Şimdi yeniden bir kadın sanatçının çalışma koşullarına dönüyoruz. Ursula anamız, üniversitede Sanat Tarihi okurken en sevdiğim kadın sanatçılar arasında ilk 3’e giren ressam KatheKollwitz’den de bahsetmiş bu bölümde. (Sevdiğim bir yazarı okurken onun da benim sevdiğim birinden söz etmesi beni arşa çıkarıyor)

Kollwitz çalışma sürecini şu sözlerle anlatmış; “Hayatımda işin önce geldiği bir döneme yaklaşıyorum yavaş yavaş. Oğlanların ikisi de Paskalya tatilini dışarda geçirince çalışmak dışında pek bir şey yapmadım. Çalıştım, uyudum, yemek yedim ve kısa yürüyüşlere çıktım. Ama hepsinden önemlisi çalıştım. Yine de bu tür bir çalışmadan ‘inayetin’ eksik olduğunu düşünmeden edemedim. Başka duygular dikkatimi dağıtmadan, inek nasıl otlarsa ben de öyle çalıştım.”

Hah işte zurnanın zırt dediği yer burası. Ben şu son cümleyi okurken ‘oha nasıl da özetlemiş derken bir alt satırda Ursula anamız bu bakış açısını şöyle yorumladı: “Nefis (Ursula nefis diyor ben oha diyorum) ‘İnek nasıl otlarsa ben de öyle çalıştım.’ İşi başından çalışan ‘meslek sahibi’yle ilgili bildiğim en iyi tasvir bu.”

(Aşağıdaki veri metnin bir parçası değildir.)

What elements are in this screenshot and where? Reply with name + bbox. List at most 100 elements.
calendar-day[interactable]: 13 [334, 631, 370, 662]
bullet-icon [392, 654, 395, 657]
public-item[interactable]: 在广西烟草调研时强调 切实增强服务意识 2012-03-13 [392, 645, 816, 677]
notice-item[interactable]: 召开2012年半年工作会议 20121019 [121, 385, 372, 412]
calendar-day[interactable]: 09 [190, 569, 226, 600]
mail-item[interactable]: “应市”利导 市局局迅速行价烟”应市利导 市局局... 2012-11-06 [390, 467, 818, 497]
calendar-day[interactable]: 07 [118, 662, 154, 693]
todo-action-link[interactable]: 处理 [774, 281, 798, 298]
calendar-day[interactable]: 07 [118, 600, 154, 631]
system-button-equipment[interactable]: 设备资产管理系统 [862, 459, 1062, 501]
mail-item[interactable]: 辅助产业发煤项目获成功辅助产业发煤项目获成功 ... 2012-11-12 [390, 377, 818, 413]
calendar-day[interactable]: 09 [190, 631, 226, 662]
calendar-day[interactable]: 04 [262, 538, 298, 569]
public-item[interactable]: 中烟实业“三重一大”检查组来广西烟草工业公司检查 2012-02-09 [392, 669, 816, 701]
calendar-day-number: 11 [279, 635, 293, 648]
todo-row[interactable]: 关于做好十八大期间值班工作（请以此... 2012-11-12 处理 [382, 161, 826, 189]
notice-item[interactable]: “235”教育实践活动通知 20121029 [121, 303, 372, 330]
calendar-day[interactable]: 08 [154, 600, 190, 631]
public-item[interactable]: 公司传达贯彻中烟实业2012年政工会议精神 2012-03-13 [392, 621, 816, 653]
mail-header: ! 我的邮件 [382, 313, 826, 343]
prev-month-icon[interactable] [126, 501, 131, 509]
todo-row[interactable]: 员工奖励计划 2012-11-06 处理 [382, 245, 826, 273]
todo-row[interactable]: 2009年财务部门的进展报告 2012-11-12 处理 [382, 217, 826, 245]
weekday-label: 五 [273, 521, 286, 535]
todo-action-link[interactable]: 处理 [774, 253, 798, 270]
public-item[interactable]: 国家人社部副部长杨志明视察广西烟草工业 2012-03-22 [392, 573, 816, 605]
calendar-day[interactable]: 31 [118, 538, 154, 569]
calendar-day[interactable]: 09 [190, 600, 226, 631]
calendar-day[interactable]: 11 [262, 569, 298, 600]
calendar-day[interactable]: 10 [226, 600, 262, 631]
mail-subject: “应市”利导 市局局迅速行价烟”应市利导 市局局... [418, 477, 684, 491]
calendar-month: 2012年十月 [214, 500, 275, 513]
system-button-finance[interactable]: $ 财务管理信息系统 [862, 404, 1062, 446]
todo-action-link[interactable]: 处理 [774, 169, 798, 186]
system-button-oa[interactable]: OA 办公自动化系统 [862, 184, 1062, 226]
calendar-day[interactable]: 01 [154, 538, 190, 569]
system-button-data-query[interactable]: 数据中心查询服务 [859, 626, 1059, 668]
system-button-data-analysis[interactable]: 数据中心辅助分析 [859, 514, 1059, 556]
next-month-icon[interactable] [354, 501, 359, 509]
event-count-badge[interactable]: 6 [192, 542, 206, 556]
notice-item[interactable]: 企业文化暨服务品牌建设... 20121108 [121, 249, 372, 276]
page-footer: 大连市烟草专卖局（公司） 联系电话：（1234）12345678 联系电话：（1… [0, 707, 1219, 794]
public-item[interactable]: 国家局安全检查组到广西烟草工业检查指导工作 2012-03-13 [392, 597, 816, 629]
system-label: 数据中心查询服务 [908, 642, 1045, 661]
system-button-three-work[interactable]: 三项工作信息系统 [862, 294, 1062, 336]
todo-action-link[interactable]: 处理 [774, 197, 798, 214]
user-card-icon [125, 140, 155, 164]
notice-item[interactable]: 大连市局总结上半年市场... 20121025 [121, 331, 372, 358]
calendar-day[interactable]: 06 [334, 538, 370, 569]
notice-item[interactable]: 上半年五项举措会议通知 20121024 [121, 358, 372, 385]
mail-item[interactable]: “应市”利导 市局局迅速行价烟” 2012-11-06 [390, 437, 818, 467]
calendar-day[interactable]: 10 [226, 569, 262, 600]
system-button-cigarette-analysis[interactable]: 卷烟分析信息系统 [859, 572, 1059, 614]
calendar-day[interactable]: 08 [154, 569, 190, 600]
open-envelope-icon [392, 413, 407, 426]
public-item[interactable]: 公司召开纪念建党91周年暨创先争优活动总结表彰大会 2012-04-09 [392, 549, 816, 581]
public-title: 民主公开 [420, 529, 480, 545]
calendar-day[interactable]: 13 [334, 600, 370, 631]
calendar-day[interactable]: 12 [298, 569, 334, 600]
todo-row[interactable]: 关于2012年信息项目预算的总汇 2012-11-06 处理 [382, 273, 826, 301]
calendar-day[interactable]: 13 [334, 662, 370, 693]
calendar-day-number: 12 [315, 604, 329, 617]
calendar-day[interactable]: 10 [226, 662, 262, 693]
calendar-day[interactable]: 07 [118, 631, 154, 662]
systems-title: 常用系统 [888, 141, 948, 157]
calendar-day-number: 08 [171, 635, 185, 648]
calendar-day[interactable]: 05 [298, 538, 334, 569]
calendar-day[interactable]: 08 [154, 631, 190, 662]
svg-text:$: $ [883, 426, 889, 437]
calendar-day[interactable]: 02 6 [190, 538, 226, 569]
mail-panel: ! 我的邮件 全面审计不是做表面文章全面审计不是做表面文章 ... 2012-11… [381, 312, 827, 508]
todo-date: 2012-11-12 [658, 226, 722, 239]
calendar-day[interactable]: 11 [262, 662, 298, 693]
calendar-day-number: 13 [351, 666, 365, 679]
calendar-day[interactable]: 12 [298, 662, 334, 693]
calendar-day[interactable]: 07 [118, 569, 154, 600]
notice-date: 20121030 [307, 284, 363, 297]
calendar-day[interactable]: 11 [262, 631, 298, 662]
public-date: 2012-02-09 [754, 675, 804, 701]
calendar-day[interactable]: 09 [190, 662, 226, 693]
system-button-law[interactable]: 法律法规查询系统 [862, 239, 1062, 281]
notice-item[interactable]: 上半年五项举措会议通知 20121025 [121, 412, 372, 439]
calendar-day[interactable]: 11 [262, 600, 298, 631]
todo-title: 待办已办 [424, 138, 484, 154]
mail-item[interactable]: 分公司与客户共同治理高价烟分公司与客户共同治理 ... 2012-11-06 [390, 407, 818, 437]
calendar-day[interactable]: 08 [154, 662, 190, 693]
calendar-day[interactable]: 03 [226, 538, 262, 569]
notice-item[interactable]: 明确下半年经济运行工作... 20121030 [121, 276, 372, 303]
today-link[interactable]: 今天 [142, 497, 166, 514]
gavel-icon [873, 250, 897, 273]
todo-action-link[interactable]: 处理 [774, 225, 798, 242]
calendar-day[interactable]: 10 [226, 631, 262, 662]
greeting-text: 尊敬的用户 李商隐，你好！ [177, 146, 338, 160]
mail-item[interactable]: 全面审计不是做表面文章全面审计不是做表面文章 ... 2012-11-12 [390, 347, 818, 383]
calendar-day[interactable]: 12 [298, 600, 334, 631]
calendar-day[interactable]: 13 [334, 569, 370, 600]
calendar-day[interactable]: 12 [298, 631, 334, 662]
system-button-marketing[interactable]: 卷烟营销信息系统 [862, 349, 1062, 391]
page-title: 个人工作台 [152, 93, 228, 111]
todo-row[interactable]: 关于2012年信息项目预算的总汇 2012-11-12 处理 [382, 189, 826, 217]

Sevdiğim bir yazarın sevdiğim bir ressamdan bu sözlerle bahsetmiş oluşu beni ikisine de daha fazla yakınlaştırdı. Oturup edebi şeyler yazma niyetim yok ama kadınların tarihsel süreç içinde sanatçılığına nasıl bakıldı aklımı çok kurcaladı. Kadının günümüzde süper kadına dönüştürülmesine çok ayar oluyorum. Hepimizden bunu bekliyorlar, toplum bizi buna zorluyor. Ama öyle değil. Ursula anamızın da dediği gibi süper kadın yoktur duvara toslamış kadın vardır.